- Opus: 17
- Period: Contemporary classical music
- Genre: Orchestral music
- Composed: 1997
- Publisher: Faber Music
- Duration: 22–25 minutes
- Movements: 4
- Scoring: Large orchestra

Premiere
- Date: 1 October 1997
- Location: Symphony Hall, Birmingham
- Conductor: Simon Rattle
- Performers: City of Birmingham Symphony Orchestra

= Asyla =

1997 orchestral composition by Thomas Adès

Asyla, Op. 17, is an orchestral composition by the British composer Thomas Adès. It was finished in 1997 and has been performed widely, especially by the British conductor Simon Rattle. It has been described as a symphony, the third movement being its unacknowledged scherzo.

== Composition ==

The title of the composition is the Latin plural form of asylum, which here means both sanctuary and madhouse. It was commissioned by the John Feeney Charitable Trust and was premiered by the City of Birmingham Symphony Orchestra under the baton of Simon Rattle, in Birmingham's Symphony Hall in October 1997.

This piece is best known for its third movement, which features techno-like traits. Adès himself narrated the compositional process as follows:

So I bought some techno music and listened to it, just quietly, to get the structure rather than blast my head off. I realised that, in techno, you have to repeat things 32 or 64 times. So I tried to orchestrate it one night in my living room, repeating all these figures over and over, on this massive score paper, 30 staves to a page. At 3am, I went to bed and, as I sat there, realised my heart had stopped beating. I thought, 'Christ, I'm having a heart attack'. I rang the hospital and then they sent an ambulance. My heart gradually started again, but very shallowly. The ambulance took me to the Royal Free, where I waited for two hours among other Saturday night casualties. And finally a doctor saw me and said, 'You hyperventilated'. I thought, 'Thank God. It's not my heart, it's just my brain...
— Thomas Adès, The Independent, 27 May 1999

Asyla received critical praise and won a Royal Philharmonic Society Music Award in 1997 and the Grawemeyer Award for Music Composition in 2000. It was eventually published by Faber Music in 2000.

== Analysis ==

This composition has four movements and takes 22 to 25 minutes to perform. The movement list is as follows:

It is scored for a very large orchestra, which resembles Charles Ives' 4th symphony. In addition to the standard instrumentation, also includes 3 pianos (a grand piano and 2 upright pianos, one tuned a quarter tone lower, doubling celesta and grand piano four-hands), six percussionists playing a large range of instruments, and woodwinds doubling bass oboe, bass flute and contrabass clarinet in addition to the standard auxiliaries.
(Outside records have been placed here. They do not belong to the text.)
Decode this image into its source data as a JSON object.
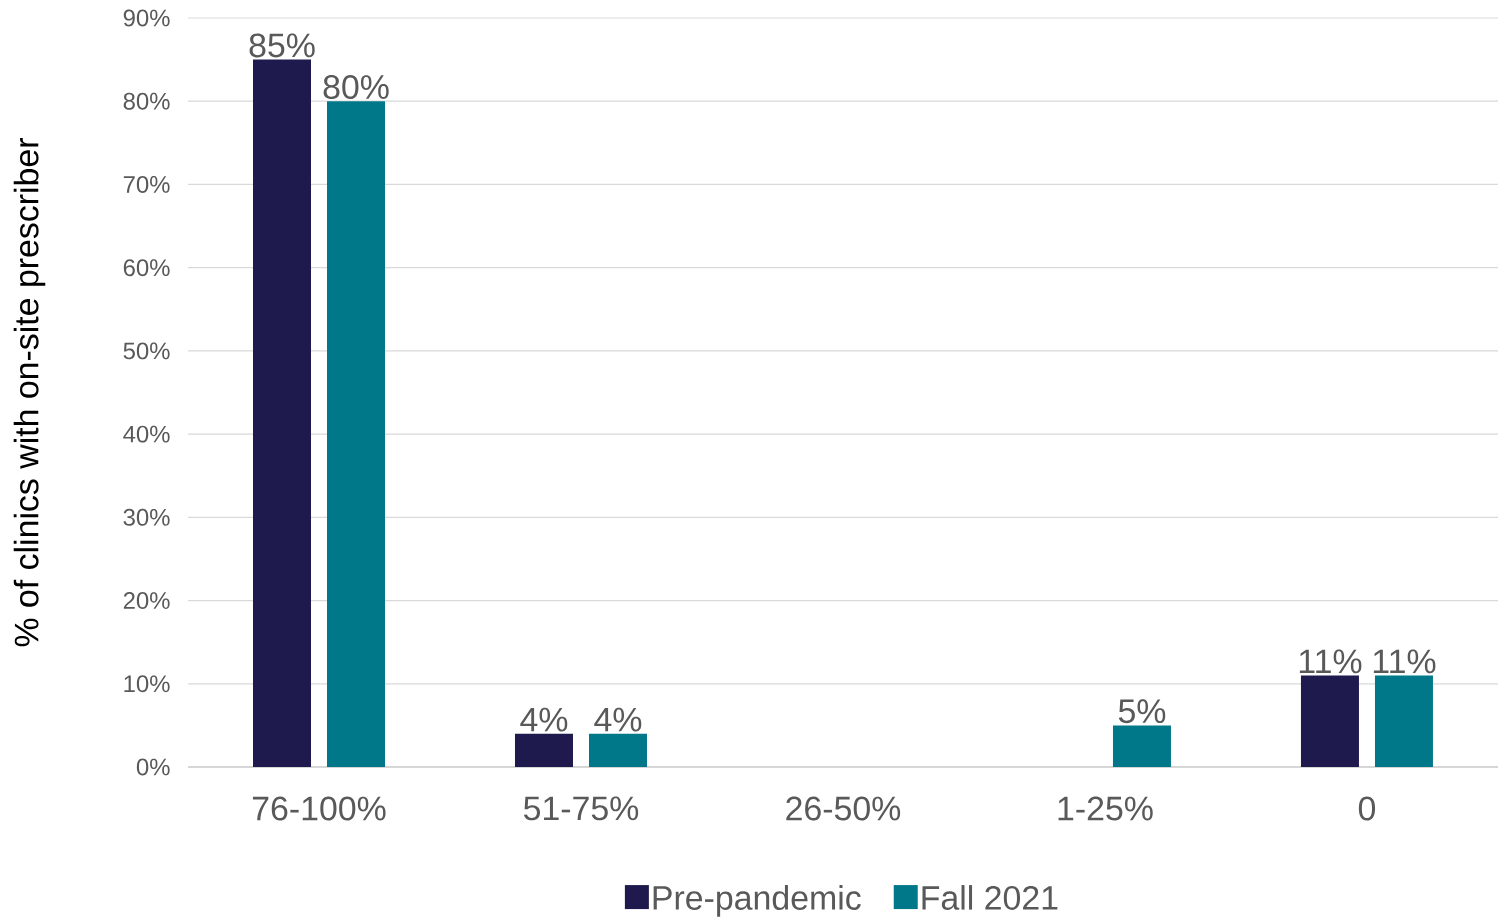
{
  "chart_data": {
    "type": "bar",
    "ylabel": "% of clinics with on-site prescriber",
    "categories": [
      "76-100%",
      "51-75%",
      "26-50%",
      "1-25%",
      "0"
    ],
    "series": [
      {
        "name": "Pre-pandemic",
        "color": "#1e1a4d",
        "values": [
          85,
          4,
          null,
          null,
          11
        ],
        "value_labels": [
          "85%",
          "4%",
          null,
          null,
          "11%"
        ]
      },
      {
        "name": "Fall 2021",
        "color": "#00788a",
        "values": [
          80,
          4,
          null,
          5,
          11
        ],
        "value_labels": [
          "80%",
          "4%",
          null,
          "5%",
          "11%"
        ]
      }
    ],
    "ylim": [
      0,
      90
    ],
    "yticks": [
      {
        "value": 0,
        "label": "0%"
      },
      {
        "value": 10,
        "label": "10%"
      },
      {
        "value": 20,
        "label": "20%"
      },
      {
        "value": 30,
        "label": "30%"
      },
      {
        "value": 40,
        "label": "40%"
      },
      {
        "value": 50,
        "label": "50%"
      },
      {
        "value": 60,
        "label": "60%"
      },
      {
        "value": 70,
        "label": "70%"
      },
      {
        "value": 80,
        "label": "80%"
      },
      {
        "value": 90,
        "label": "90%"
      }
    ],
    "grid": "y",
    "legend": "bottom"
  }
}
Percussion instruments include 5 or 6 timpani, 3 or 4 roto toms, 5 tuned hand drums, 2 bell plates, over 2 octaves of tuned cowbells, 4 tubular bells, chinese cymbal, 2 hi hats, 3 tins, ocean drum (geophone), water gong, 2 ratchets, washboard, 11 tuned gongs, 4 suspended cymbals of various sizes, splash cymbal, 2 snare drums, sandpaper blocks, a bag of knives or forks, glockenspiel, clash cymbals, 2 orchestral bass drums and a kit bass drum, and 2 octaves of crotales.

The piece starts with an untitled movement with cowbells and the flat piano, which is immediately followed by the horns and the high-pitched sound of the strings. The general atmosphere of the movement becomes much more agitated when the rest of the orchestra joins in progressively. The second movement begins abruptly and suddenly changes to a soft melody played by the bass oboe. Then the strings take over with a style which has been classified by some critics as "Wagnerian". The sound starts to dissipate towards the end of the movement, fading out using the highest and lowest registers simultaneously.

The third movement tries to resemble "the atmosphere of a massive nightclub with people dancing and taking drugs". It has a steady rhythm which has been compared to Stravinsky's The Rite of Spring. The music here is much more insistent than in the previous movements and is much more vivid and lively. After reaching a climax echoed by the strings, the fourth movement becomes calmer at the beginning, and suddenly turns violent when a tutti chord initiated by the horns bursts towards the end of the piece. Asyla ends in a quiet but trembling manner.

== In popular culture ==

The third movement is featured in season 4 episode 10 of the Amazon Prime series Mozart in the Jungle.